Dividing a business in a divorce can be a contentious and expensive process, so people in Illinois who are starting or who own a business may want to sure they protect it in case of divorce. This can be done with a pre- or postnuptial agreement or in other ways.
The pre- or postnuptial agreement may be created to establish that a business belongs solely to one person and that the spouse does not get any part of in a divorce. However, such an agreement might also be used to determine that the spouse gets a percentage of the value the business acquired after marriage. If both own the company, the agreement might be used to establish that either one spouse will buy the other out in case of divorce or that they will continue to run the business together.
With no agreement in place, a person can still keep records that help ensure the business is divided fairly. Business owners should track all personal and business expenses separately and should be aware that if they pay themselves a salary that is below market value, spousal support may still be calculated based on the market value salary. Cash transactions, funding sources and any pay to the spouse for services should also be clearly documented.

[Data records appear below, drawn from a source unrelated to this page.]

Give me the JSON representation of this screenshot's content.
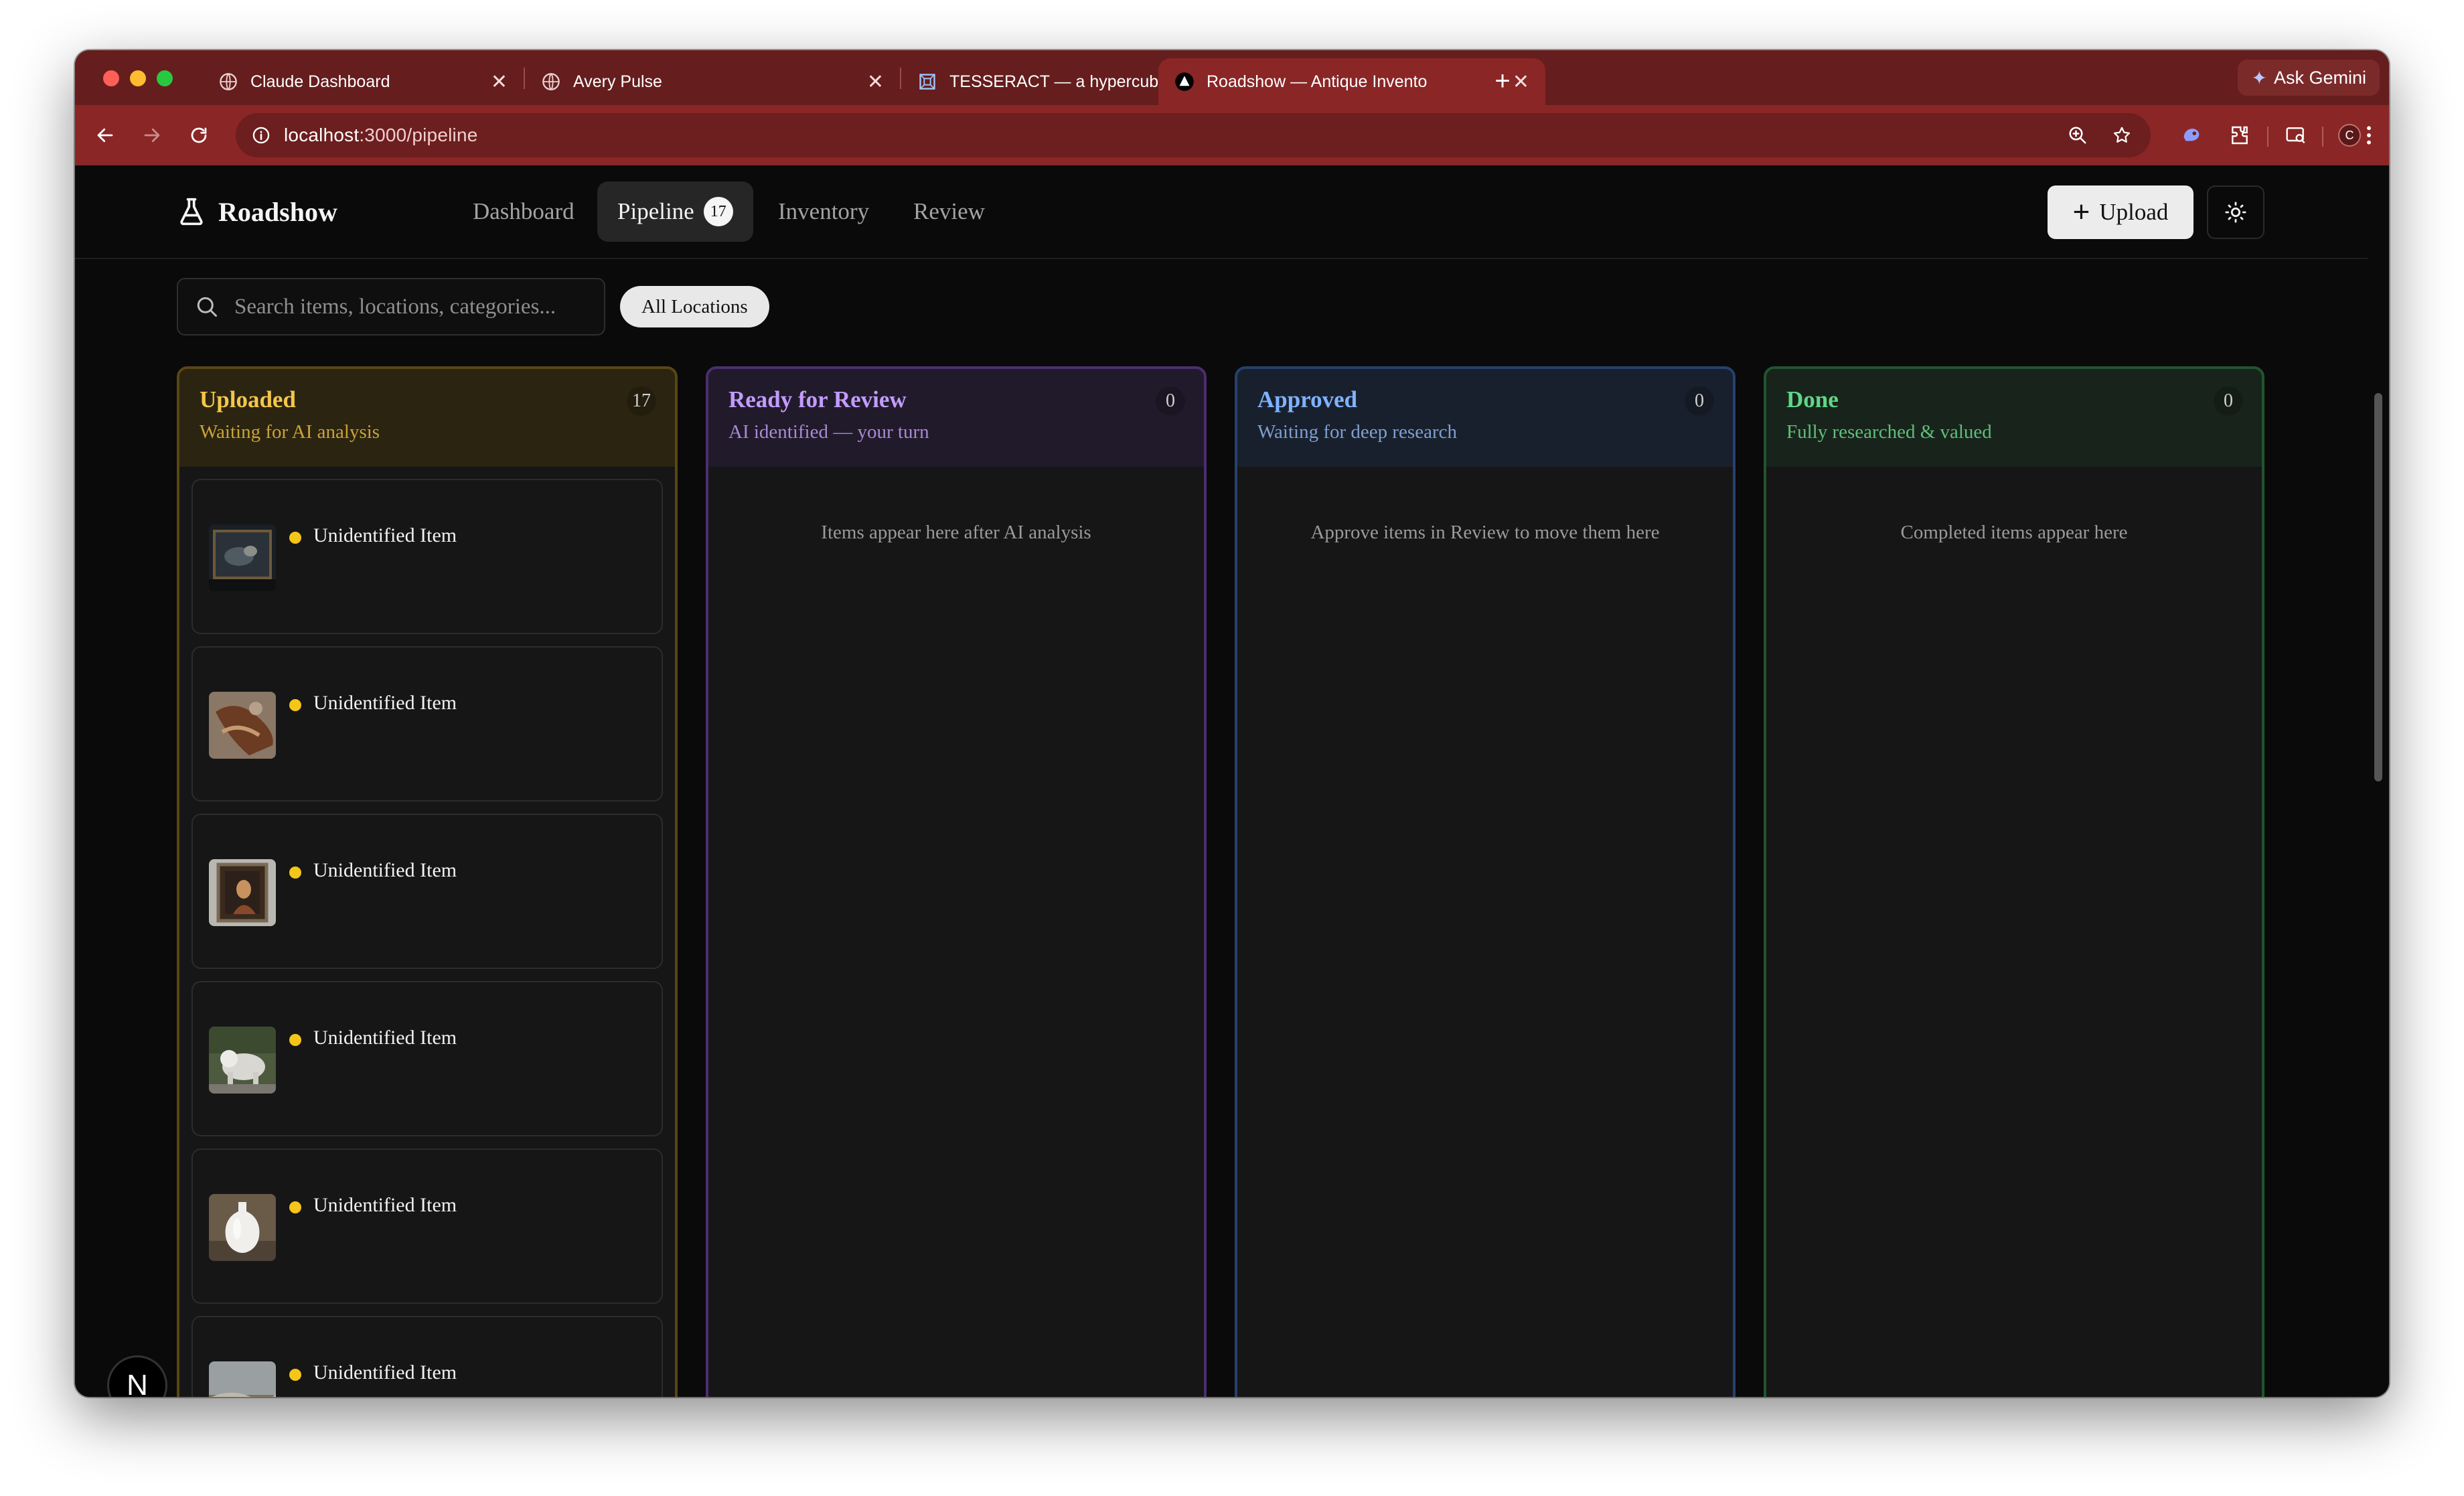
{
  "browser": {
    "tabs": [
      {
        "title": "Claude Dashboard",
        "active": false
      },
      {
        "title": "Avery Pulse",
        "active": false
      },
      {
        "title": "TESSERACT — a hypercube y",
        "active": false
      },
      {
        "title": "Roadshow — Antique Invento",
        "active": true
      }
    ],
    "new_tab_label": "+",
    "ask_gemini_label": "Ask Gemini",
    "url_host": "localhost",
    "url_path": ":3000/pipeline",
    "profile_initial": "C"
  },
  "app": {
    "brand": "Roadshow",
    "nav": [
      {
        "label": "Dashboard",
        "active": false
      },
      {
        "label": "Pipeline",
        "active": true,
        "badge": "17"
      },
      {
        "label": "Inventory",
        "active": false
      },
      {
        "label": "Review",
        "active": false
      }
    ],
    "upload_label": "Upload",
    "search_placeholder": "Search items, locations, categories...",
    "location_filter": "All Locations"
  },
  "columns": [
    {
      "title": "Uploaded",
      "subtitle": "Waiting for AI analysis",
      "count": "17",
      "accent": "#f3c64a",
      "items": [
        {
          "title": "Unidentified Item",
          "thumb": "dark-painting"
        },
        {
          "title": "Unidentified Item",
          "thumb": "leather-object"
        },
        {
          "title": "Unidentified Item",
          "thumb": "framed-portrait"
        },
        {
          "title": "Unidentified Item",
          "thumb": "stone-lion"
        },
        {
          "title": "Unidentified Item",
          "thumb": "white-vase"
        },
        {
          "title": "Unidentified Item",
          "thumb": "landscape-painting"
        }
      ]
    },
    {
      "title": "Ready for Review",
      "subtitle": "AI identified — your turn",
      "count": "0",
      "accent": "#c29cff",
      "empty_text": "Items appear here after AI analysis"
    },
    {
      "title": "Approved",
      "subtitle": "Waiting for deep research",
      "count": "0",
      "accent": "#7fb2ff",
      "empty_text": "Approve items in Review to move them here"
    },
    {
      "title": "Done",
      "subtitle": "Fully researched & valued",
      "count": "0",
      "accent": "#5fd787",
      "empty_text": "Completed items appear here"
    }
  ],
  "dev_badge": "N"
}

There may be other complications involved in dividing property in a divorce whether or not the couple has an agreement in place about a business. For example, if there is joint debt, there are two separate components to its division. The couple might agree as part of the divorce decree on how to divide it, but creditors do not have to abide by this and may attempt to collect from either spouse. Real estate and retirement accounts may also present complications for property division.